Our guide below will explain everything you need to know about how you can get a loan to consolidate debts.
So, if you’re ready to learn more – read on!
What Is A Debt Consolidation Loan?
Debt consolidation loans are a specific type of loan that allows you to borrow an amount of money to pay off your other debts.
Typically, these loans are for a few thousand pounds and the loan duration is normally over a few years.
After you have applied for a set amount of money, the lender will give you the details in a pre-credit agreement.
Within this document, your monthly payments and overall loan term will be explained.
There are plenty of advantages for a debt consolidation loan, so let’s take a look at a few of those in more detail.
What Are The Advantages Of A Debt Consolidation Loan?
As we said, there are quite a few advantages for a debt consolidation loan – assuming it is right for you. Here’s some of the biggest advantages:
One Payment Instead Of Many
One of the biggest problems with having multiple different debts is trying to keep up with all of the different payments.
Sometimes, these payments can be on different days in the month and it can often become very confusing and difficult to keep up with every one.

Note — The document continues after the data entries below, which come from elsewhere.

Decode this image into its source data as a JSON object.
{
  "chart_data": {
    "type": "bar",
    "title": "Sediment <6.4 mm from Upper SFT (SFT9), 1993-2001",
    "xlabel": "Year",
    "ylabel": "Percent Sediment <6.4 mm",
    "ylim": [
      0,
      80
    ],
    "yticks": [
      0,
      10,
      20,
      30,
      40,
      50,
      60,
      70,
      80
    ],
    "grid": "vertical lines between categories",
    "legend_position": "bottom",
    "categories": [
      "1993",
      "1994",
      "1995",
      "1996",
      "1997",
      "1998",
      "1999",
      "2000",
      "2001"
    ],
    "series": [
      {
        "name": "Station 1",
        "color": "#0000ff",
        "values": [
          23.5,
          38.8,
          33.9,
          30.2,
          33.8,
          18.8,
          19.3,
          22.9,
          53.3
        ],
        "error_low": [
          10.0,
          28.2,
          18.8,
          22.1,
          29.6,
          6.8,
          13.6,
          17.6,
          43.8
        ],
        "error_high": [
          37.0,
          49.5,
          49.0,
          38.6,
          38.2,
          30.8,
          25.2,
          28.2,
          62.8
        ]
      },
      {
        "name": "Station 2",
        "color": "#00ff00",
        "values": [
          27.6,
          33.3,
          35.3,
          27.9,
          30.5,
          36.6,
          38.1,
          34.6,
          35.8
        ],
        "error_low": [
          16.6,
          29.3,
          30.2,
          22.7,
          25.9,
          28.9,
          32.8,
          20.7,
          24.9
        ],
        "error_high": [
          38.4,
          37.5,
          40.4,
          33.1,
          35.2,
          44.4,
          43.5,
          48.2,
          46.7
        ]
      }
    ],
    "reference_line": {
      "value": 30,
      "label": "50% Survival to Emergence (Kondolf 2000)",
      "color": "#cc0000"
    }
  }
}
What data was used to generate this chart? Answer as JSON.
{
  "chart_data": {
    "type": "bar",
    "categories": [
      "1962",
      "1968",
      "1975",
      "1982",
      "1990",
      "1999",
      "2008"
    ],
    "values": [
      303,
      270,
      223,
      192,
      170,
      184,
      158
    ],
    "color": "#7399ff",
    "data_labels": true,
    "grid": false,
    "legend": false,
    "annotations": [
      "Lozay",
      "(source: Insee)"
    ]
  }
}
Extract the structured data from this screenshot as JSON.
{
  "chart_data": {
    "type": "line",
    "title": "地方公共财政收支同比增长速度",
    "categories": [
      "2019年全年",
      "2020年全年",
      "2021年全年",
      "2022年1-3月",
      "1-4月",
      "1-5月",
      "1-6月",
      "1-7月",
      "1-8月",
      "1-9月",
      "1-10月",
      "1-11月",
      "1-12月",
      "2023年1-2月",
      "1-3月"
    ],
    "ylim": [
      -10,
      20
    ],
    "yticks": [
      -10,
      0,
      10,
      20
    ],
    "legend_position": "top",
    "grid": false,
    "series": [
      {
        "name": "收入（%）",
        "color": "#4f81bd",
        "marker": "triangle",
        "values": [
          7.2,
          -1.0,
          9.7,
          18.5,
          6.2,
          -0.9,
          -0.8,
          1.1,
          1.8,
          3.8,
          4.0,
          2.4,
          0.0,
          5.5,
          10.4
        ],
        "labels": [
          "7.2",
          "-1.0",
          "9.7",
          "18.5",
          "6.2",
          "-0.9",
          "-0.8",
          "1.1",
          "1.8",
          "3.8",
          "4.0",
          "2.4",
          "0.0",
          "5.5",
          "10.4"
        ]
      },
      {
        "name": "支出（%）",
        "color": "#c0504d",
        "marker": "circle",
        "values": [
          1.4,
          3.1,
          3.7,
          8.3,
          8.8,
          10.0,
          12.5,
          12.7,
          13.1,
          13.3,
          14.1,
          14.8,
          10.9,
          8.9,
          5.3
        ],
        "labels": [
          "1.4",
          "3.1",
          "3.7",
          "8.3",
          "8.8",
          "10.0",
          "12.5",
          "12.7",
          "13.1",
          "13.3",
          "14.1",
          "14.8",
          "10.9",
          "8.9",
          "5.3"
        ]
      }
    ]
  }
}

As a result, having one debt to pay off each month instead of many can make your finances much more streamlined, and allow you a more clear vision of how much money you have in terms of your budgeting.
It Could Save You Money
Perhaps the largest advantage of applying for a debt consolidation loan is the fact that you could potentially save a lot of money in interest payments.
This is especially true if many of your debts are in credit cards.
For example, let’s say you have five thousand pounds in credit card debts.
Every one of these credit cards (assuming they are not 0%) will have interest rates on top of your required monthly payments.
As a result, if you are able to clear every one of these debts, you will likely save money by paying one debt with one interest rate.
It Could Improve Your Credit Rating
Credit scores can get a little complicated, but one of the key things to remember is that generally, your credit score improves if you keep up with credit payments.
Conversely, your credit score will be impacted if you have multiple debts.
This is even more true if you have gone over your credit limit due to overspending and a lack of an adequate payment to your credit cards.
Therefore, you might find that clearing debts like this and having one payment per month can massively improve your credit rating.
Are There Disadvantages To Debt Consolidation Loans?
Of course, it’s not always the best idea to apply for a debt consolidation loan – and it will largely depend on your circumstances and you as a person.
Let’s take a look at some of the potential disadvantages.
You Could Get Into Further Trouble
If you accept a debt consolidation loan, you first need to pay off your existing debts. If you do not do this, you will have even more debt troubles.
So, if you feel you cannot manage your money – this might not be the best option for you.
Moreover, if you have credit card debt that you’ve paid off, you must remember not to put yourself back into debt after clearing them.
This could put you into the same situation – but worse than before!
Your Debts Might Be Too High
You might not even qualify for this type of loan – and even if you do, you may only be offered a fraction of what you need. As a result, other debt plans might be better for you, including:
- Debt Relief Order (DRO)
- Individual Voluntary Arrangement (IVA)
- Debt Management Plan (DMP)
How Can I Apply For A Debt Consolidation Loan?
Applying for this type of loan is more or less the same as applying for other types of unsecured loans.
You will first need to find a lender that offers these types of loans, and you will need to pay attention to their interest rates.
One of the best places you can find debt consolidation loans is through your credit report. You will likely find an area that has offers tailored to your credit score, and you can perform a “soft check”.
A soft check is when a search is made based on your current details without harming your credit score – unlike a hard credit check.
You will then be provided with options and you then have to think carefully about what the lenders are offering you. Other than this avenue, you can perform a quick Google search for some other lenders, or even walk into your bank.
Be careful with lenders you are unfamiliar with though and always pay attention to their rates and charges.
Applying for a debt consolidation loan is pretty simple, but the important thing to note is that it might not be for you – so always be careful!